I am a list maker.
One list that I have repeatedly made throughout my life is the self-improvement list. It’s gone under many names: the “Life Projects” list, the “Better Jeff” list, the “Seriously, if you want to be better, DO THIS” list. It’s all those things I’d like to do to be a better person: read in the evenings, drink more water, exercise, write regularly, bring in lunch to work, appreciate the little things, etc.
And for the first time I’m actually starting to accomplish some of those things. I’m reading more before bed, playing sports every Tuesday (it’s one hour a week, but it’s one hour more than before!), writing a couple short stories, and eating out less.
“Take a class” has always been on that list and feeling motivated I started to look into classes; particularly I was thinking of registering for a cooking, boxing, or auto mechanics class.
That didn’t happen.
During volunteer orientations, I ask a question: “What do you like to talk about?” So many people struggle to find an answer and eventually give the banal “anything.” For me, it’s always been simple: sex, religion, and pop culture. This has posed some problems as the people who like to talk about sex, aren’t always the people who want to talk about religion, and vice versa. But there’s something about the taboo, yet universal, elements of these topics that I find fascinating.
So when I came across the Graduate Certificate program at the Atlantic School of Theology, where I could spend a couple of hours a week discussing one of my favorite subjects, I was intrigued. The more I read into it, the more it appealed to me. I can transfer all of the courses into a Masters, if I so decide, but in the mean time I have a very manageable work load. I have up to 5 years to take the 10 courses I’d need to graduate. The courses seemed interesting and the tuition is within my budget.
The fact that I’ve had a recent return to religion – though I hate to call it that – was also a motivator. I’ve started going back to Catholic Church on Sunday evenings, after finding a liberal-minded priest, and I still go in the morning to a Baptist Church with one of my friends. I do hesitate to describe myself as a believer though. Not that there’s anything wrong with believing; it just doesn’t describe me. I lack certainty. I lack conviction. And I suspect that I will remain searching for the answers, hoping for a heaven, until my death bed.
I have trouble explaining why I’m going to church, considering I’m effectively an agnostic. And the closest I’ve come to an answer is this: if I were to believe in God it would be for the same reason I check out an attractive person on the street… because I feel intrinsically inclined to do so.
I found out last week that I was accepted into the program and met with my faculty advisor today; she is a nun with a PhD in the New Testament. I’ll be starting in January taking an online foundations course in the Hebrew Bible.

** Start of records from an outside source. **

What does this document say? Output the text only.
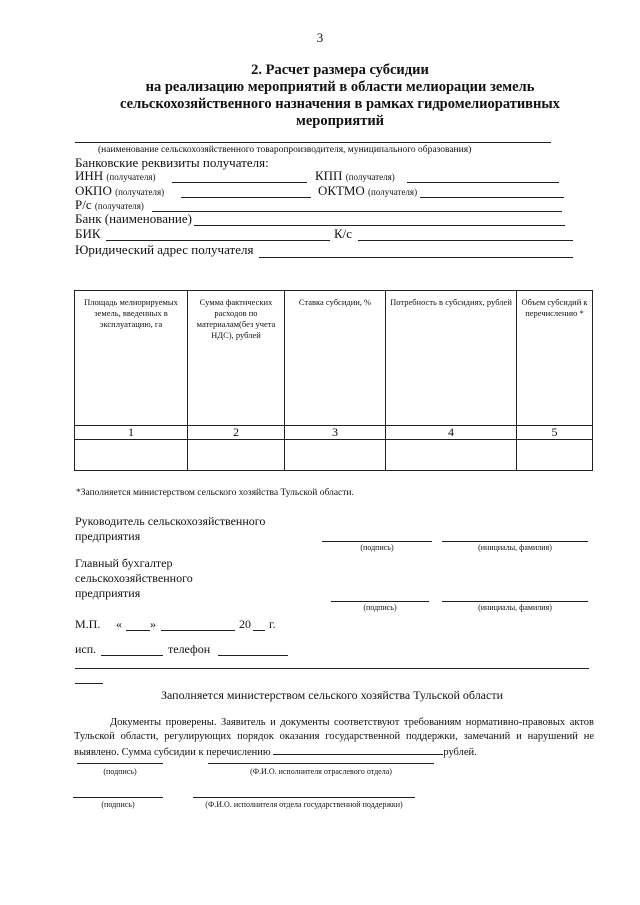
3
2. Расчет размера субсидии
на реализацию мероприятий в области мелиорации земель
сельскохозяйственного назначения в рамках гидромелиоративных
мероприятий
(наименование сельскохозяйственного товаропроизводителя, муниципального образования)
Банковские реквизиты получателя:
ИНН (получателя)	КПП (получателя)
ОКПО (получателя)	ОКТМО (получателя)
Р/с (получателя)
Банк (наименование)
БИК	К/с
Юридический адрес получателя
Площадь мелиорируемых земель, введенных в эксплуатацию, га	Сумма фактических расходов по материалам(без учета НДС), рублей	Ставка субсидии, %	Потребность в субсидиях, рублей	Объем субсидий к перечислению *
1	2	3	4	5

*Заполняется министерством сельского хозяйства Тульской области.
Руководитель сельскохозяйственного
предприятия
(подпись)	(инициалы, фамилия)
Главный бухгалтер
сельскохозяйственного
предприятия
(подпись)	(инициалы, фамилия)
М.П. « »	20 г.
исп.	телефон
Заполняется министерством сельского хозяйства Тульской области

Документы проверены. Заявитель и документы соответствуют требованиям нормативно-правовых актов Тульской области, регулирующих порядок оказания государственной поддержки, замечаний и нарушений не выявлено. Сумма субсидии к перечислению	рублей.

(подпись)	(Ф.И.О. исполнителя отраслевого отдела)
(подпись)	(Ф.И.О. исполнителя отдела государственной поддержки)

I’m not sure how I feel about going to school to study Theology without being a believer. It makes me feel… phoney, perhaps. I met my old landlord in the hallway yesterday, for example, and in passing told him my big news of the week. And for a moment, I was legitimately concerned he may confuse me for someone actually devout. I started laughing at this concern, however, as I entered my apartment and remembered that it was this same landlord that called me on a couple of occasions after my downstairs neighbor complained that he kept hearing loud sex noises coming from my apartment.
I don’t know if I’ll like the program or if it’s a huge waste of time, but for now it makes me happy and brings me one step closer to being the Jeff I want to be; a bit complicated, maybe a bit confused, but certainly doing what I love to do!